Pope Francis elevates the Eucharist during a Mass marking the feast of Sts. Peter and Paul in St. Peter's Basilica at the Vatican June 29. CNS photo/Paul Haring

God’s Spirit dwells in us

By 
  • October 30, 2014

Dedication of the Lateran Basilica (Year A) Nov. 9 (Ezekiel 47:1-2, 8-9, 12; Psalm 46; 1 Corinthians 3:9b-11, 16-17; John 2:13-22)

In ancient Israel the temple was a rich metaphor for the life-giving presence of God. For people of the ancient world, temples were theology books in stone. Their mathematical proportions and symbolic structures were meant to reflect divine and cosmological principles. The temple was often referred to as the navel or axis of the world.

Ezekiel’s vision — received during the exile in Babylon — was of a temple that no longer existed. His vision was of the temple to come, and that temple was intimately linked with the life of the nation. The holiness and power of God was believed to radiate outwards from the centre of the temple — the Holy of Holies — sanctifying and giving life to the land and its people.

As far as the Jewish exiles were concerned, their land was a desolate wasteland after the Babylonian invasion and destruction of 586 BC. The vision was a message of hope, for in the near future the land and nation would be brought to life again. The water flowing from the temple along the four points of the compass would bring freshness and life to the entire land. Since the water was flowing from the sanctuary, it would bring fruit-bearing trees that would never wither, both food and healing.
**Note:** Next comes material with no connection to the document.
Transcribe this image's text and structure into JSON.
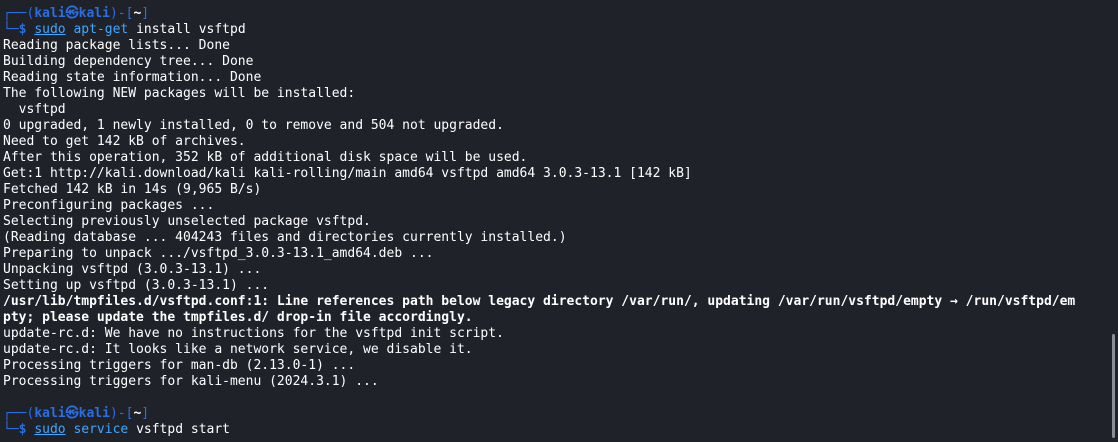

This image of the impending activity of God would have brought comfort and encouragement to the exiles. The vivifying water flowing from the sanctuary was a rich symbol that is found in Psalm 46 and in texts such as Zechariah 14:8, John 4, and Revelation 22:1-3. This symbol was an expression of the kindness, mercy, and compassion of God and the many ways that God would bless, sustain and give life to the people. As Psalm 46 reassures us, there is a river whose streams make glad the city of God. That stream, of course, is the Spirit and it is found within.

Paul alerted his followers to an important transformation of the temple symbol. Using the building or construction metaphor, he insisted that the new temple was the community and the foundation was Jesus Christ. He levelled a pointed question at his readers: Don’t you know that you are God’s temple and that God’s Spirit dwells in you? He was referring to the community — each member was a living stone in that temple.

We don’t usually think of the Christian community as a holy temple and destructive behaviour is seldom treated as a serious sin, let alone sacrilege. But Paul was adamant — factionalism, selfishness, competition, gossip and backbiting damage the holy temple of God. The sanctuary is the entire community, not just the area around the altar and tabernacle.

This evolution of the temple symbol continued in John’s Gospel. Angered by the apparent profanation of the temple by the buying and selling taking place in the temple, Jesus drove the money changers and merchants out. The incident was portrayed as a more passionate and violent outburst in John’s Gospel than in the other three Gospels.

It conveyed a different message: challenged to produce prophetic credentials for His actions, Jesus answered that if they destroyed the temple, He would raise it up in three days.

Taken literally, this was ridiculous, for the huge and elaborate temple had taken 46 years to rebuild. But the narrator lets us in on a secret — Jesus was referring to the temple of His body and its impending resurrection. Even His disciples were clueless until after the Resurrection. The body of Jesus would become the temple from which live-giving and sustaining water would flow.

This was unpacked in the story of the Samaritan woman at the well in John 4 and in 7:37-39. In both passages, Jesus proclaimed that living water — a metaphor for the Spirit of God — would flow from Him to quench forever the thirst of believers. Drinking from this stream of living water bestows on the believer the gift of eternal life, even while they still live in the world.

The Body of Christ is the temple of God, and since we are part of that body we also form the temple of God. Jesus Christ is not a remote figure waiting for us on the other side of death, but a life giving and sustaining presence in our lives and in our communities.